Automatic site login using Python urllib2
The urllib2 library in Python is very powerful. It can be used is to automate web interactions. A common task that keeps coming up is to automate the process of logging in to a site by POST-ing the login credentials, getting any auth cookies returned, and then sending those cookies back with subsequent requests. urllib2 makes this process quite trivial.
Here is a very concise example of how this can be done:
# build opener with HTTPCookieProcessor
o = urllib2.build_opener( urllib2.HTTPCookieProcessor() )
urllib2.install_opener( o )
# assuming the site expects 'user' and 'pass' as query params
p = urllib.urlencode( { 'username': 'me', 'password': 'mypass' } )

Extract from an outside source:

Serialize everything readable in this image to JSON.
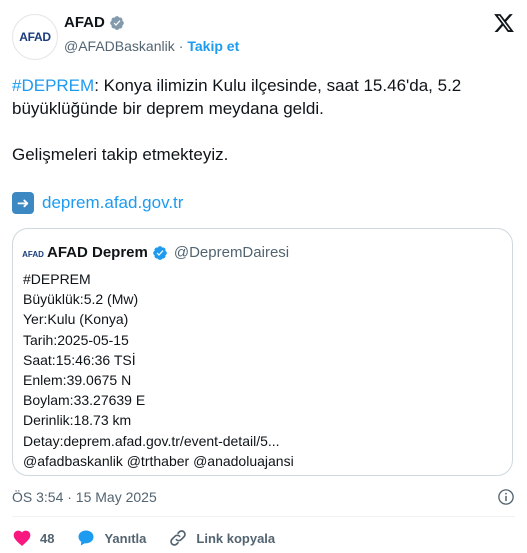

# perform login with params
f = o.open( 'http://www.mysite.com/login/', p )
data = f.read()
f.close()
# second request should automatically pass back any
# cookies received during login... thanks to the HTTPCookieProcessor
f = o.open( 'http://www.mysite.com/protected/area/' )
data = f.read()
f.close()
Notice the use of the HTTPCookieProcessor class when building the opener. This class automatically handles storing any cookies sent by the server and then sending them back automatically on subsequent requests.
With the first open() method call, the login credentials are sent to a site’s login URL. Any cookies returned during the auth process get handled automatically by the HTTPCookieProcessor class and stored.
On the second open() method call to request a protected URL, any cookies that were stored by the HTTPCookieProcessor are resent to the server and everything works transparently. Its that simple!
“pass” creates a syntax error since “pass” is used for something else in python
Thanks Adam. I have corrected the snippet. I was kind of in a hurry when I posted this so I totally missed this one! :)
Thanks for the clue!
One remark:
‘username’ and ‘password’ keys should be provided, instead of ‘user’ and ‘pass’ in #6 line of the snippet above (at least in django 1.0.2 generic login handler)
urllib2 is okay for scraping but for site logins and stuff, it sucks because it cannot handle basic redirects either automatically or using redirect_handler. You’re better off using pycurl.
hello all..
im doing research project on openid in python.can u tell me what should i do for automaticallt redirect my openid url to openid server and check authentication itself and send beck to me confirmation of success in login.
do u have any logic behind it….share wid me…